Melina Vastola-USA TODAY Sports

When almost every opponent you face is deeper and/or more talented, there are a few things you can do to try and overcome those issues. One, you limit the possessions by playing slowly. The more possessions there are in a game, the greater the likelihood that the better team will prevail (see FSU vs BC in football. Had each team gotten six possessions in that game, BC wins). A second tactic is to employ an unusual defensive scheme. Colleges are extremely limited in practice time, and since basketball teams play twice a week it only leaves a couple of practices and a walk-through to prepare for the intricacies of any one opponent.

With those two points in mind: meet the 2013-14 version of Miami basketball.

The reigning ACC champs were decimated by graduations, early entries, and injuries. They lost six of the top seven players from their rotation, and then had a highly ranked recruit go down for the season. Coach Larranaga did do a great job gobbling up transfers, but only two are available for this season. So to compensate for these shortcomings, the Miami staff has implemented a stalling offense and a matchup zone that is different from every defense FSU will face this season.

The Hurricanes (9-6, 1-2) began the season by dropping their home opener to St. Francis (NY), and then needed overtime three days later to beat an absolutely horrible Georgia Southern team. The rocky start continued through home losses to UCF and Virginia Tech, which bracketed a very competitive game vs Arizona State. After the Hokies loss (and foreshadowed by the Arizona St game) things got a lot better. At that point Pomeroy had them at No. 120 in the country, but Miami reeled off three straight wins before battling at undefeated Syracuse in a game that wasn't decided until the final minute. That's when Miami went full slowdown mode, limiting ‘Cuse to a ridiculous 49 possessions in a game that should be sent to every NCAA rules official who is contemplating shortening the shot clock.

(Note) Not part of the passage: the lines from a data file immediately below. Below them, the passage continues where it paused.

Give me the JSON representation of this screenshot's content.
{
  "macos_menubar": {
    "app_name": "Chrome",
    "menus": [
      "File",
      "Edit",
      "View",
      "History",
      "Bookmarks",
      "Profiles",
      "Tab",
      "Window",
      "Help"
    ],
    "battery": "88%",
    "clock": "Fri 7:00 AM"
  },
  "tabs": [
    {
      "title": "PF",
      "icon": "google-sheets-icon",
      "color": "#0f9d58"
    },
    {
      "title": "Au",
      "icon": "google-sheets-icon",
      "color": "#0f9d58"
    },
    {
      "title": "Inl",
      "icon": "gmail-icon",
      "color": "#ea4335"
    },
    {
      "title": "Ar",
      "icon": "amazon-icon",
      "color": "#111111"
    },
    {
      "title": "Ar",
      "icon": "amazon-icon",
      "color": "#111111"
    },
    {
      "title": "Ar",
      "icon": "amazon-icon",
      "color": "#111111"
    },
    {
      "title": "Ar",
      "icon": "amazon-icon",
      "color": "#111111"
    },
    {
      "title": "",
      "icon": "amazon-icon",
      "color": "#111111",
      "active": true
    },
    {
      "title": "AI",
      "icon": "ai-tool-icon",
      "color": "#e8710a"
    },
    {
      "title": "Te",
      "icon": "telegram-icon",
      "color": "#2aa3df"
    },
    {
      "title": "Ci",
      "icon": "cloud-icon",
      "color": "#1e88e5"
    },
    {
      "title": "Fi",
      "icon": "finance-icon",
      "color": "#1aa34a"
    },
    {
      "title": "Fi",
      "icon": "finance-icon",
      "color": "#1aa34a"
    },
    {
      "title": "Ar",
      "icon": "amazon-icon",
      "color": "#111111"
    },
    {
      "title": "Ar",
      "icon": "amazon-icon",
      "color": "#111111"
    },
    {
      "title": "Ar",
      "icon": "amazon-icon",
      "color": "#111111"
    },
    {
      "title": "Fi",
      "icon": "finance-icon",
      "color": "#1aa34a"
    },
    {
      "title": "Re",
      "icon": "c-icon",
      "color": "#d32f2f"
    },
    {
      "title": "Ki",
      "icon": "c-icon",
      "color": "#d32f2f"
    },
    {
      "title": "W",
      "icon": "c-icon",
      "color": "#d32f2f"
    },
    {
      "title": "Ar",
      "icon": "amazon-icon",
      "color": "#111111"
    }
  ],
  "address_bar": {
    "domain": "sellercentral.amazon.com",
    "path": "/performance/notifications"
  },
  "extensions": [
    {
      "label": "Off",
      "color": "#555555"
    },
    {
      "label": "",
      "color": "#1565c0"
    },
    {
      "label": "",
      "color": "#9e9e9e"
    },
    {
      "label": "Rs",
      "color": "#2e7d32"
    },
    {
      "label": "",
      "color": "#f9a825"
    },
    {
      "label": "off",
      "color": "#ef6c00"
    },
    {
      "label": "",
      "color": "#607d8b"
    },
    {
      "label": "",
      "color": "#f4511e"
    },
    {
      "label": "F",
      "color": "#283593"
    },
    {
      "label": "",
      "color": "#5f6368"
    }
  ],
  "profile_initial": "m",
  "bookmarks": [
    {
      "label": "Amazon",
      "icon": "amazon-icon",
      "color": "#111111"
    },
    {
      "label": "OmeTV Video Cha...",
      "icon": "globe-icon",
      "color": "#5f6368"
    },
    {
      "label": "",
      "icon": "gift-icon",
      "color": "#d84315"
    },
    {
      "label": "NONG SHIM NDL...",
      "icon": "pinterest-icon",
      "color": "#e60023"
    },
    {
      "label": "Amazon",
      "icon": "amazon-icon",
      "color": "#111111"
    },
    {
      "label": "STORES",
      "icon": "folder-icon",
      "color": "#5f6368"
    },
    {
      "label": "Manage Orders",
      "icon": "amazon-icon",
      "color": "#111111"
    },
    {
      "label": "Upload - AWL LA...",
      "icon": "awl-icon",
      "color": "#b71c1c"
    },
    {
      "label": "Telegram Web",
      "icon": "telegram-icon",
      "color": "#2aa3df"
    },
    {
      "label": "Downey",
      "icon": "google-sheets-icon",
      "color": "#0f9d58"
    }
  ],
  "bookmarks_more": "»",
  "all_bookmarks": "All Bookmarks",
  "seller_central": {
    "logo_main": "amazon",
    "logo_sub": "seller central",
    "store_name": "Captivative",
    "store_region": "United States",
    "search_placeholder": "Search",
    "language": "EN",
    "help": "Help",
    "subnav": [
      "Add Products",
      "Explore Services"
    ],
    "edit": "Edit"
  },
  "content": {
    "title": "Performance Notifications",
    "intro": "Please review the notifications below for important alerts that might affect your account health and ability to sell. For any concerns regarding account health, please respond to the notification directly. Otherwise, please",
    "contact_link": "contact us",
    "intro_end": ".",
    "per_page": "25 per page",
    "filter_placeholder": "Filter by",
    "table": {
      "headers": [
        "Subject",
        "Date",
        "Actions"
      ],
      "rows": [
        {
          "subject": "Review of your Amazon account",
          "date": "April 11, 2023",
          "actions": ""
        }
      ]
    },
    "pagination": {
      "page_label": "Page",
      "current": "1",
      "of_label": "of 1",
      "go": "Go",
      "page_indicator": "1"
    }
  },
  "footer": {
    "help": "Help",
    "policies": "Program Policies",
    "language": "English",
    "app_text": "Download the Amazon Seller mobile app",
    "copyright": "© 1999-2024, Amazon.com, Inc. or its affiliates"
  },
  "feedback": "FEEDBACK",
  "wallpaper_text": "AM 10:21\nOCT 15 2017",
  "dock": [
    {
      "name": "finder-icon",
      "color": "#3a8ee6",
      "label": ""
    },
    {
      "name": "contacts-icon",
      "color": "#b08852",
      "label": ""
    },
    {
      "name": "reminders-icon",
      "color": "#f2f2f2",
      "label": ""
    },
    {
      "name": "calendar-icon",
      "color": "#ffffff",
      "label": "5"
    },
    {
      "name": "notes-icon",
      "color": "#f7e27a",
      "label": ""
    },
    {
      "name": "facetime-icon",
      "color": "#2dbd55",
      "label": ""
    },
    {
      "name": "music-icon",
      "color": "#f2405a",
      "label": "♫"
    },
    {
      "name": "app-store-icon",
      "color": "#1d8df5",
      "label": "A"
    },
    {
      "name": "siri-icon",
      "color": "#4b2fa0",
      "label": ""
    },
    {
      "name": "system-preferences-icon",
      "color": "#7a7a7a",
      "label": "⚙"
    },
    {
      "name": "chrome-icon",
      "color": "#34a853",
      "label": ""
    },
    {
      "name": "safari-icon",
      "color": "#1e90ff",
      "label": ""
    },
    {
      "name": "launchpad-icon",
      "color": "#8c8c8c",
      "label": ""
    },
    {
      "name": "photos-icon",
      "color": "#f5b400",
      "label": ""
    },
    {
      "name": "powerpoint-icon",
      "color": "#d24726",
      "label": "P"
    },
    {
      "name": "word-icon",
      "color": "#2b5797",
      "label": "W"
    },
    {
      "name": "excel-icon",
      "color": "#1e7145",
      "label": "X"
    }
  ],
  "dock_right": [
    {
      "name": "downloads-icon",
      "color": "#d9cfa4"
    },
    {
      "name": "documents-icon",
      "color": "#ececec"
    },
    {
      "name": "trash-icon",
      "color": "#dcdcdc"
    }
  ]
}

Bolstered with a little confidence, Miami then went to North Carolina and won. Now they're all the way to No. 65 in the Pomeroys (FSU is No. 18).

The Canes offense - in addition to being slow - also just isn't very good. They're 163rd in the nation in efficiency (12th in the ACC), 230th in 3-pt%, and 227th in 2-pt%. Barring some of their shooters going into FSU vs Maryland mode, the Noles defense should be able to contain them.

Miami's defense, however, is very much the opposite of their offense. It's really good. It's not elite like FSU, Virginia, or Clemson, but is only one step down. Their matchup zone keeps pressure on the ball at all times, and then the rest of the defense collapses into the middle. They are a very difficult team to score inside against. Like the Maryland game, expect FSU to attempt a greater than average amount of 3s (average 14 attempts per game).

An FSU win will keep them one game behind the conference leaders Syracuse and Pittsburgh. A loss will drop them into a sixth place tie with Duke and Maryland.

The game tips at 9pm and will be broadcast regionally on the ACC Network and also on ESPN3. Vegas has FSU as a 1 to 1 1/2-pt favorite, while Pomeroy has FSU -2.